The very large Musalla complex in Herat (click here for the original plan) was built in 1417 – by the same architect who built the lovely Khargird Madrasa. It gradually crumbled away until 1885, when a Russian attack on Herat was feared (it never materialised) – most of the building was then destroyed under the direction of British troops. Colonel Yate, an officer with the Afghan Boundary Commission at the time, was a witness:
“Away on the other side of the valley the walls of Herat stood out, backed by the tall minarets of the Musalla the latter, alas! destined soon to be demolished.
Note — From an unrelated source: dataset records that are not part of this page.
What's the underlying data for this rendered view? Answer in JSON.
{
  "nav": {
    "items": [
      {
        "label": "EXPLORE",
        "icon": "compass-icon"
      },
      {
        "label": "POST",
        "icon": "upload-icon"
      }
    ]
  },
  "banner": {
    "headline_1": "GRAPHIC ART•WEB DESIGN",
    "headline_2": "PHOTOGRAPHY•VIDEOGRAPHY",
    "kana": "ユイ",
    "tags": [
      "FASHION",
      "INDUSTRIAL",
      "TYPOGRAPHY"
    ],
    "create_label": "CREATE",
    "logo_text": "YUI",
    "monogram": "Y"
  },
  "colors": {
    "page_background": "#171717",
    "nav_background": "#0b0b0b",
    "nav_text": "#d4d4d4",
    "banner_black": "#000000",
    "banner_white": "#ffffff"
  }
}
The Amir’s orders for the demolition of both the Musalla and the still older Madrasah close by are being rapidly carried into effect, and a few days, or at most weeks, will see the last of this famous relic of bygone grandeur . . . the massive arches, some 80 feet in height, the still higher minarets, and the large dome, all of which bear traces of the beautiful tile-work with which they were covered, attest its former magnificence.”
Just a little later, Yate wrote of seeing the results of the purposeful destruction:
“As we marched out of Herat our road led us through the Musalla, the tall minarets of which are now alone standing; the rest is simply a mass of debris, which a perfect army of donkeys is engaged in clearing away.”
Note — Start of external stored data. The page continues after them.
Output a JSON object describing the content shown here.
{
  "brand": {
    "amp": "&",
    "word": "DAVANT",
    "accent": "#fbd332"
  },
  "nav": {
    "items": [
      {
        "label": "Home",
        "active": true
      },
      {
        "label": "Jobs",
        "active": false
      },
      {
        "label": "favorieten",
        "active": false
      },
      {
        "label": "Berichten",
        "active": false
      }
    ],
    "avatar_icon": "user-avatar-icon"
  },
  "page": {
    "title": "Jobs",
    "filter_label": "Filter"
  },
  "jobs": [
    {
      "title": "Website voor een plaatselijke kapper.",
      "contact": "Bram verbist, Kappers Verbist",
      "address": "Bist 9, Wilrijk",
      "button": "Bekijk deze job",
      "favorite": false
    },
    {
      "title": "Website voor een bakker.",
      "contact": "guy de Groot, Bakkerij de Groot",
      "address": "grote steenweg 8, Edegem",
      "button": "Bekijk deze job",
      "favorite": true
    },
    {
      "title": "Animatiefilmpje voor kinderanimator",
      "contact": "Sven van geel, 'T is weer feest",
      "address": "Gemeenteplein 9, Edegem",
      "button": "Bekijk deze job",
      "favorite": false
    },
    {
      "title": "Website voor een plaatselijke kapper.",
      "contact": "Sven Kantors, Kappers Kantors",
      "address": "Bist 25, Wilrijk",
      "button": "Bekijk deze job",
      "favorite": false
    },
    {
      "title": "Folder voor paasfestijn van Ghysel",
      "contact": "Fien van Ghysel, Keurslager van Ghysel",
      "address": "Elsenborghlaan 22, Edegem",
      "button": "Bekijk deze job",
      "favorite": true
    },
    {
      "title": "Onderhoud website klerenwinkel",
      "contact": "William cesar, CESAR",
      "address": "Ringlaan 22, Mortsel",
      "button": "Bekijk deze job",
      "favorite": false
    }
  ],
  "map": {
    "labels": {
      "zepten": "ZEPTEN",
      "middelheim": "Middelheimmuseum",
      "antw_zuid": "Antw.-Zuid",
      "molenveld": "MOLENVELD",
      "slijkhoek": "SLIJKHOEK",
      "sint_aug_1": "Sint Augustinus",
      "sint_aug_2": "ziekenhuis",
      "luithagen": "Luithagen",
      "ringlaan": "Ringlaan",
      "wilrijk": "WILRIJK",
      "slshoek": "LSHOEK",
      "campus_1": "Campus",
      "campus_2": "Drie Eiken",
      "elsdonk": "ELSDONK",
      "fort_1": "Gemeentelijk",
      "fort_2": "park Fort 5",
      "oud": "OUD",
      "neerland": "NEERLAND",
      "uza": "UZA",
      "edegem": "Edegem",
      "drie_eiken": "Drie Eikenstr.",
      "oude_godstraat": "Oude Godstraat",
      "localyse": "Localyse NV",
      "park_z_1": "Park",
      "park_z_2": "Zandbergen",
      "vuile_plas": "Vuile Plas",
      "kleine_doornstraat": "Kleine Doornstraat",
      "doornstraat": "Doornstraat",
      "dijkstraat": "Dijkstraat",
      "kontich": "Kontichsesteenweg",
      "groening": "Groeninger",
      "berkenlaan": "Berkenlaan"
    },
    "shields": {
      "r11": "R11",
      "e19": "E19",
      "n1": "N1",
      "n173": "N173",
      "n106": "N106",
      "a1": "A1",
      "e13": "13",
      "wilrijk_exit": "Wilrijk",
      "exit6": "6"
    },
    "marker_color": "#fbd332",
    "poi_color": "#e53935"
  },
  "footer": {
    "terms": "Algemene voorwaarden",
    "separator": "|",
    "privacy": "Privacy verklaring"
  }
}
Two more minarets were felled in an earthquake in 1931, but when Robert Byron visited in 1933 (click here to see his photograph of seven extant minarets), he wrote of how:
“No photograph, nor any description, can convey [the minarets’] colour of grape-blue with an azure bloom, or the intricate convolutions that make it so deep and luminous. . Each of [the shafts] is bordered with white faience in relief, so that the upper part of each minaret seems to be wrapped in a glittering net. There was never such a mosque before or since.”
Since then, an earthquake in 1951 destroyed another minaret. In 1979, the Soviet army shot down another (its stump remains), and hit a second a glancing blow in the midriff. UNESCO have temporarily stabilised the most insecure of the remaining minarets – with the help of an expert from Pisa (of leaning tower fame) – but all the remains are at risk from the traffic (including military traffic) in the town.